Sensory Evaluation: A trained sensory panel comprising seven individuals evaluated the organoleptic properties of the sausage samples. Sausages formulated with 0.05 mg/kg LsEtOH received significantly lower flavor acceptability scores compared to the control group (p < 0.05), likely attributable to the extract’s inherent taste and aroma. Sensory evaluations indicated noticeable differences in flavor and aroma, while color remained within acceptable sensory thresholds (Figure 2). To mitigate these flavor-related drawbacks, future product development could explore advanced formulation strategies, such as microencapsulation or nanoemulsion systems, which allow the controlled release of bioactive compounds and can effectively mask off-notes while preserving antimicrobial and antioxidant efficacy [66].

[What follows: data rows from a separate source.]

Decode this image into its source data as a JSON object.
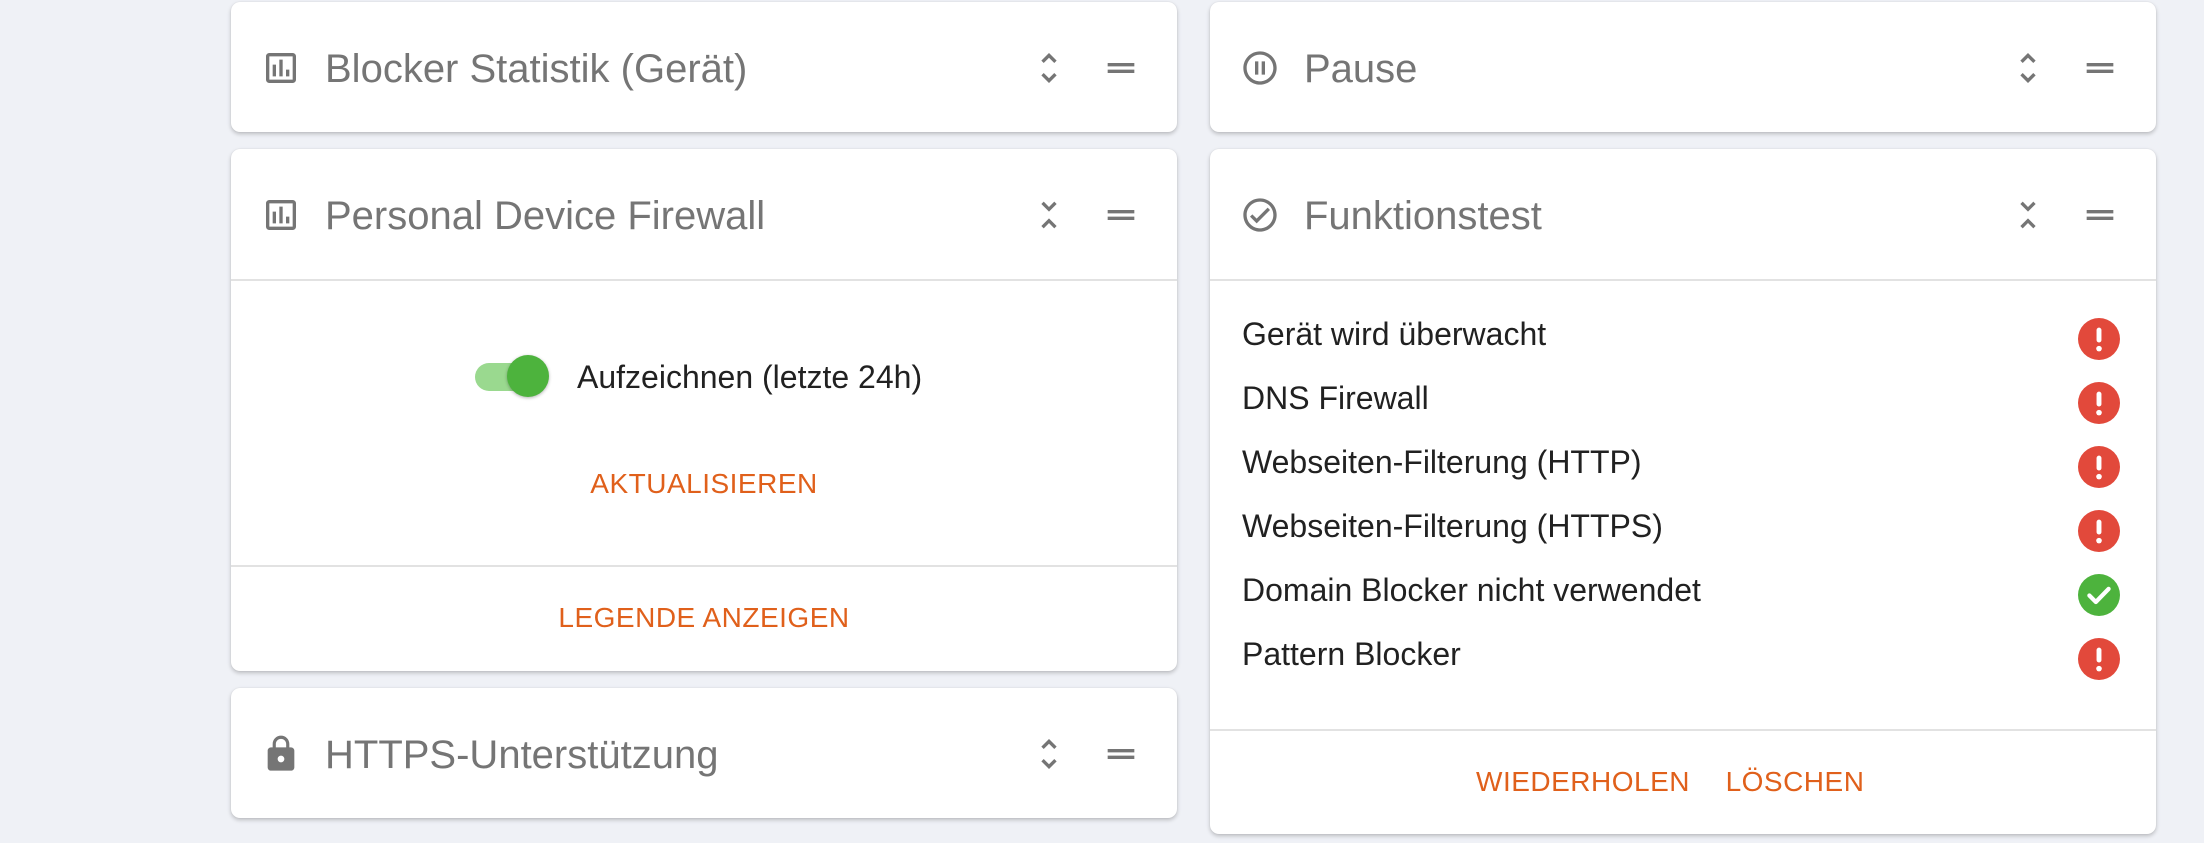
{
  "colors": {
    "accent": "#e0601b",
    "error": "#e2493b",
    "success": "#4db33d",
    "title": "#757575"
  },
  "cards": {
    "blocker_stats": {
      "title": "Blocker Statistik (Gerät)",
      "icon": "bar-chart-icon",
      "expanded": false
    },
    "pause": {
      "title": "Pause",
      "icon": "pause-circle-icon",
      "expanded": false
    },
    "firewall": {
      "title": "Personal Device Firewall",
      "icon": "bar-chart-icon",
      "expanded": true,
      "record_toggle": {
        "label": "Aufzeichnen (letzte 24h)",
        "on": true
      },
      "refresh_label": "AKTUALISIEREN",
      "legend_label": "LEGENDE ANZEIGEN"
    },
    "function_test": {
      "title": "Funktionstest",
      "icon": "check-circle-icon",
      "expanded": true,
      "items": [
        {
          "label": "Gerät wird überwacht",
          "status": "error"
        },
        {
          "label": "DNS Firewall",
          "status": "error"
        },
        {
          "label": "Webseiten-Filterung (HTTP)",
          "status": "error"
        },
        {
          "label": "Webseiten-Filterung (HTTPS)",
          "status": "error"
        },
        {
          "label": "Domain Blocker nicht verwendet",
          "status": "ok"
        },
        {
          "label": "Pattern Blocker",
          "status": "error"
        }
      ],
      "repeat_label": "WIEDERHOLEN",
      "delete_label": "LÖSCHEN"
    },
    "https": {
      "title": "HTTPS-Unterstützung",
      "icon": "lock-icon",
      "expanded": false
    }
  }
}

The concentration of 0.05 mg/kg was selected based on preliminary internal tests that indicated good product stability during refrigerated storage. Although a sensory evaluation was not conducted at that stage, the results support its use in this study. The low dose was chosen to avoid sensory alteration, commonly seen with higher concentrations of natural extracts. Despite its low level, this dose produced measurable antioxidant and antimicrobial effects and is markedly lower than typical concentrations of plant-based preservatives (500–2000 mg/kg) or synthetic additives, like sodium nitrite (100–150 mg/kg) [31].

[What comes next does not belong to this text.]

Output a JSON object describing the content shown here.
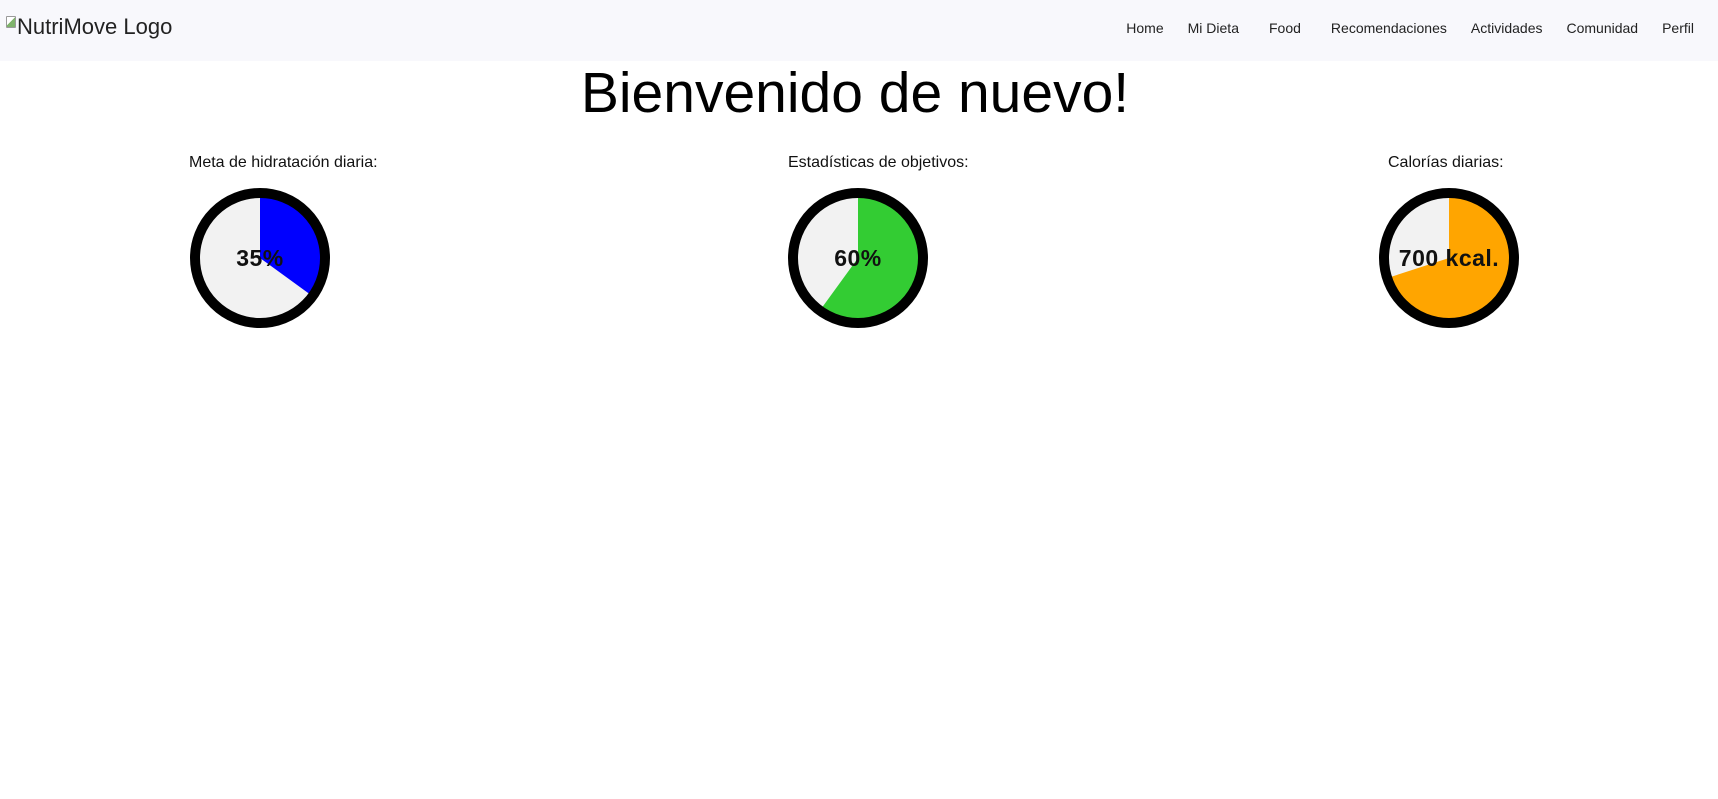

Importantly, the distinctive aroma noted in LsEtOH-treated sausages reflects a well-recognized sensory compromise frequently observed in functional food products. Previous studies indicate that consumer receptivity to novel flavor profiles may improve when the health benefits are clearly communicated. One comprehensive review highlighted perceived health value as a key determinant of consumer acceptance of functional foods [67]. Accordingly, strategic marketing and consumer education focused on the scientifically supported antioxidant and antimicrobial benefits of L. sulphureus may enhance market acceptance and shift perception toward its unique sensory attributes.

4. Conclusions

This study provides a comprehensive characterization of Laetiporus sulphureus collected from eastern Serbia, emphasizing its potential as a multifunctional, clean-label ingredient for meat preservation. The ethanolic extract (LsEtOH) exhibited notable antioxidant and antimicrobial activity in cooked sausages, effectively reducing lipid oxidation and microbial proliferation over 30 days of refrigerated storage. These findings support the practical application of wild edible fungi-derived extracts in functional food systems. This study’s limitations include the use of a single extract concentration, limited sampling intervals, and a sensory analysis focused solely on flavor. Nevertheless, this work represents the first report to validate the preservative efficacy of L. sulphureus in a real meat matrix, offering novel insights beyond previous in vitro studies. Future research should focus on dose optimization, extended sensory profiling (including texture and appearance), time-resolved stability studies, and the isolation of individual bioactive compounds. Overall, LsEtOH emerges as a promising candidate for natural food preservation, aligning with current consumer trends for safety, sustainability, and transparency.